Tuesday, February 23, 2016

The Joy of Strength

Adapted from MMM:
Strength is at the root of most joy and weakness is at the root of most unhappiness in a person's life.

Here are a few of life’s most powerful sources of strength and weakness:

* Money is the most acknowledged source of strength in modern society, for it gives you the power to get other people to serve you, and to do so with a smile.

* An Abundance of Money is even more powerful.

* The Desire for Ever-Increasing Material Luxury is a serious weakness. You can never satisfy Luxury – there is always another level of fanciness to attain, and thus he can never have quite enough money.

* Giving is a form of strength. When you say, “I have more than I need, and thus my desire to take should fade away as my desire to help out grows”.

* Taking is therefore a form of weakness.

* Health is a form of strength.

* Physical Strength is the part of health that is mostly ignored in the United States, yet it is the most useful and efficient component.

* Skills are a form of strength. Each thing you learn to do improves your quality of life in astonishing ways, because it makes you stronger. If you are good at your job, you have the ability to earn lots of money. But if this is your only skill, you need to outsource your food preparation, transportation, relationships, entertainment, and the repair and maintenance of everything you own including your own body. If your money supply fails or your hired specialists don’t do their jobs perfectly, your life falters. By insourcing all the basics required for happiness, you build a self-reinforcing resilient mesh of power that makes you happier, wealthier, and more interesting as well.

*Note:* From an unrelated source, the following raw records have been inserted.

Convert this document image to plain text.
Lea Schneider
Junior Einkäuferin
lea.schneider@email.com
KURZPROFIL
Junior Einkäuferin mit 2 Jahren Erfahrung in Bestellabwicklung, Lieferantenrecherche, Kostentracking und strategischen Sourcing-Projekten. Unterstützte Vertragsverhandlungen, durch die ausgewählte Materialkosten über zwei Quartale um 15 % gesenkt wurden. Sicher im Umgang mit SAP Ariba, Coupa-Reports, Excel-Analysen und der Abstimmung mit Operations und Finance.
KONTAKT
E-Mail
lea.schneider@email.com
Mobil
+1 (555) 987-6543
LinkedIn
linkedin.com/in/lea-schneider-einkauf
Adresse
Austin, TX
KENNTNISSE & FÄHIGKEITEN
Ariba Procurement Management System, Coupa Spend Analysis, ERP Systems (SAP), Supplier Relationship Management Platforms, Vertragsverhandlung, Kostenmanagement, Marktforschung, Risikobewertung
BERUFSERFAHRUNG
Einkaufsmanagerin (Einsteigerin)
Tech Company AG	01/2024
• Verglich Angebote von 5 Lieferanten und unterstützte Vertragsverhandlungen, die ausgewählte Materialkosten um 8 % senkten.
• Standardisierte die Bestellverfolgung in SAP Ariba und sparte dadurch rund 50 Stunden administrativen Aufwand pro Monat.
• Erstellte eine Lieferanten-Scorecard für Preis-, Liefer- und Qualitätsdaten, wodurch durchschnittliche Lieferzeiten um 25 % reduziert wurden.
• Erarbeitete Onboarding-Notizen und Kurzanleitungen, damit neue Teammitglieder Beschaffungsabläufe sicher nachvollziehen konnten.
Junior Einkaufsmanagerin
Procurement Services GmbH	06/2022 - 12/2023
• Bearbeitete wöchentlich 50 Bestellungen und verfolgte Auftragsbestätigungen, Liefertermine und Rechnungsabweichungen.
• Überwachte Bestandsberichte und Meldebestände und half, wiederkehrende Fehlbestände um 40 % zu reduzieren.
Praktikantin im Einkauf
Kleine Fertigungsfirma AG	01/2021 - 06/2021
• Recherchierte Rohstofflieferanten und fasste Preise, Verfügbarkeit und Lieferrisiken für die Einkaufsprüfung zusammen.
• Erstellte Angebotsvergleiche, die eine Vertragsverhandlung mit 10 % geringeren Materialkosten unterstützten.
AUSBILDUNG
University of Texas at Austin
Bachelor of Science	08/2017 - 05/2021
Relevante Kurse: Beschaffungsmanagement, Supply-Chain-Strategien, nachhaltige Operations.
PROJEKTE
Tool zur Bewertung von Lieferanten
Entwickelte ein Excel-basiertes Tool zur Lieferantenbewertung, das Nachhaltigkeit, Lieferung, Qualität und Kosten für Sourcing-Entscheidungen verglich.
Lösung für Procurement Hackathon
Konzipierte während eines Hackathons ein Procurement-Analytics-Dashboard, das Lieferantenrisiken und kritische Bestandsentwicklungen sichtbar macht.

* Voluntary Discomfort is the secret cornerstone of strength. We build our whole lives around increasing comfort and avoiding discomfort, and yet by doing so we are drinking a can of Weakness Tonic with every morning’s breakfast. Our entire culture teaches us to seek out all possible comforts, and to be unhappy when we don’t have them. And thus, it dooms us to a life of permanent involuntary discomfort, and therefore permanent weakness.